Concatenate Tables and Combine String Cells
This workflow shows how to concatenate data tables from two different sheets and how to combine string-type columns using KNIME Analytics Platform.
The aim is to access two different sheets of the same Excel file (Olympic_Athlete_Event_Results.xlsx), concatenate the data of the two sheets into one table, and combine the values of the two columns "sport" and "event" into one column.
💡 To view each node's configuration, select the node and see the configuration pane on the right side of the workflow editor.
Let's walk through the different nodes involved in this operation:
Excel Reader nodes:
Since the folder with the data is already included when you download the workflow, in the "File and Sheet" tab, we choose to "Read from" the "Current workflow data area" and select the dataset.
In the "Data Area" tab, we select to read the "Whole sheet" since the spreadsheet already has a standard format (i.e., non-empty rows or columns, etc.) and we intend to keep its original structure.
Concatenate node:
In the configuration window, we control how the two input tables are concatenated: Columns with the same names are concatenated. If one input table contains columns that the other table does not, the columns can either be filled with missing values (union - all columns are retained in the output table) or filtered out (intersection - only columns that are contained in both tables are concatenated).
For the Row IDs, we choose to "Reuse existing" Row IDs and "Append suffix" to handle duplicate Row Ids. It means, if we have two rows with the id "Row0", one gets changed to "Row0_dup".
Column Combiner node:
We want to combine the values of the two columns "sport" and "event" into one column called "discipline".

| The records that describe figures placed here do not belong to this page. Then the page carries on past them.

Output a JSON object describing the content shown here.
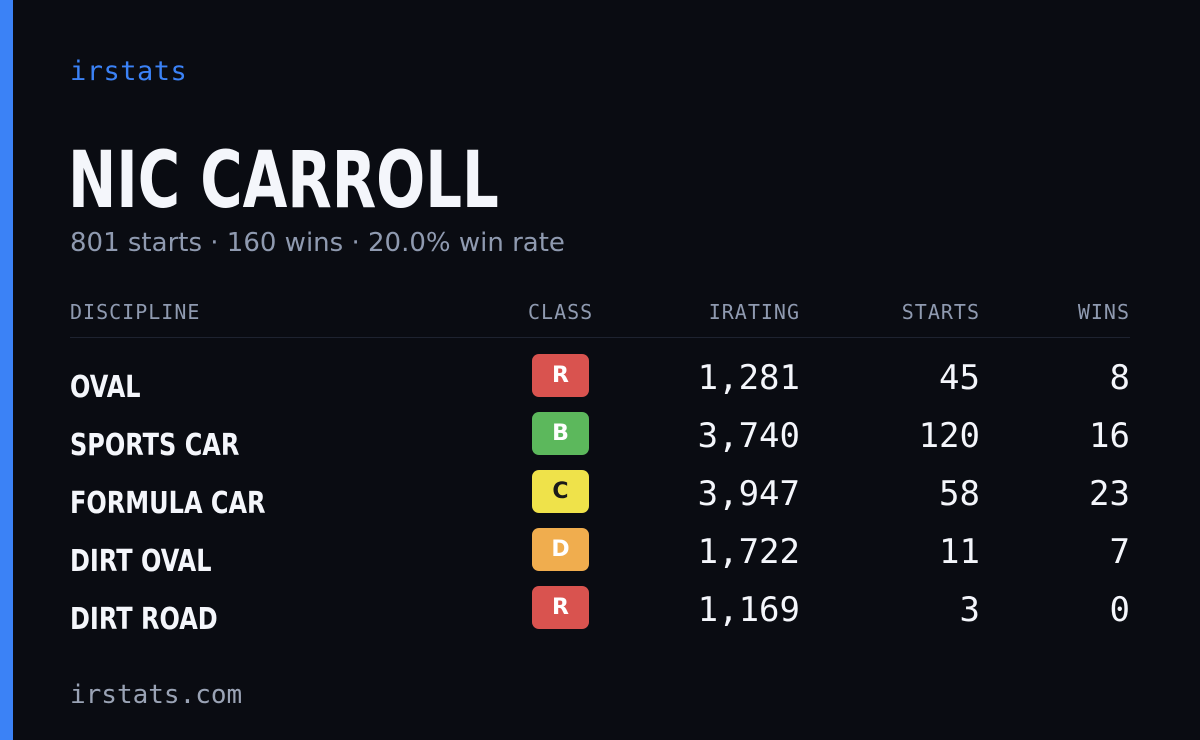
{
  "brand": "irstats",
  "driver": {
    "name": "NIC CARROLL",
    "summary": "801 starts · 160 wins · 20.0% win rate"
  },
  "table": {
    "headers": {
      "discipline": "DISCIPLINE",
      "class": "CLASS",
      "irating": "IRATING",
      "starts": "STARTS",
      "wins": "WINS"
    },
    "rows": [
      {
        "discipline": "OVAL",
        "class": "R",
        "class_color": "#d9534f",
        "class_text_color": "#ffffff",
        "irating": "1,281",
        "starts": "45",
        "wins": "8"
      },
      {
        "discipline": "SPORTS CAR",
        "class": "B",
        "class_color": "#5cb85c",
        "class_text_color": "#ffffff",
        "irating": "3,740",
        "starts": "120",
        "wins": "16"
      },
      {
        "discipline": "FORMULA CAR",
        "class": "C",
        "class_color": "#efe24a",
        "class_text_color": "#1a1a1a",
        "irating": "3,947",
        "starts": "58",
        "wins": "23"
      },
      {
        "discipline": "DIRT OVAL",
        "class": "D",
        "class_color": "#f0ad4e",
        "class_text_color": "#ffffff",
        "irating": "1,722",
        "starts": "11",
        "wins": "7"
      },
      {
        "discipline": "DIRT ROAD",
        "class": "R",
        "class_color": "#d9534f",
        "class_text_color": "#ffffff",
        "irating": "1,169",
        "starts": "3",
        "wins": "0"
      }
    ]
  },
  "footer": "irstats.com",
  "colors": {
    "accent": "#3b82f6",
    "background": "#0a0c12"
  }
}
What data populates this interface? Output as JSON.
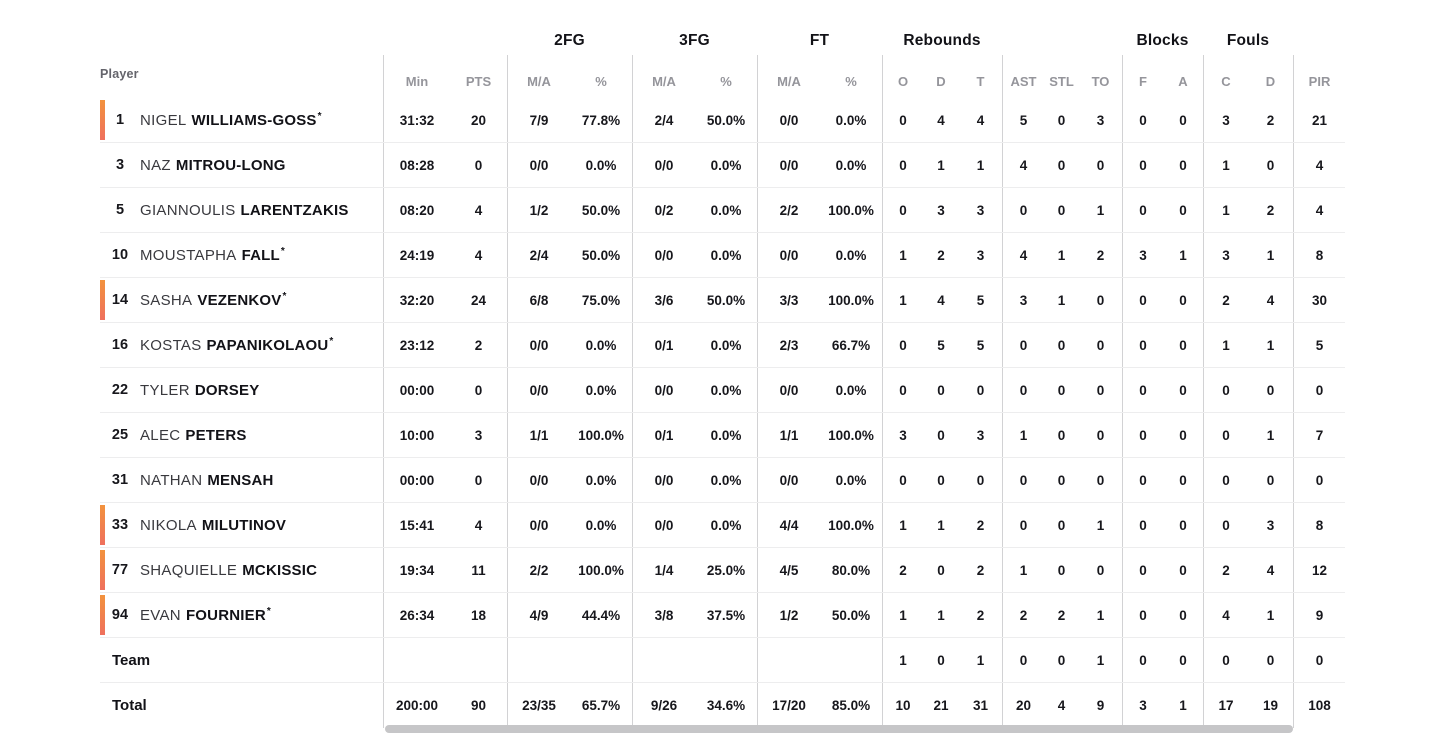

In the include/exclude panel, we select only the columns we want to combine ("sport and "discipline"). As delimiter, we define a colon (":"), and we choose to remove the input columns from the output table.
Excel Writer node:
We append the dataset to a new sheet called "Combined_Sport_Event" in the existing Excel file located in the workflow data area.
After executing the node, the file will open automatically.
As you can see from the output, we concatenated the two input tables and replaced the "sport" and "event" columns with the combined column "discipline".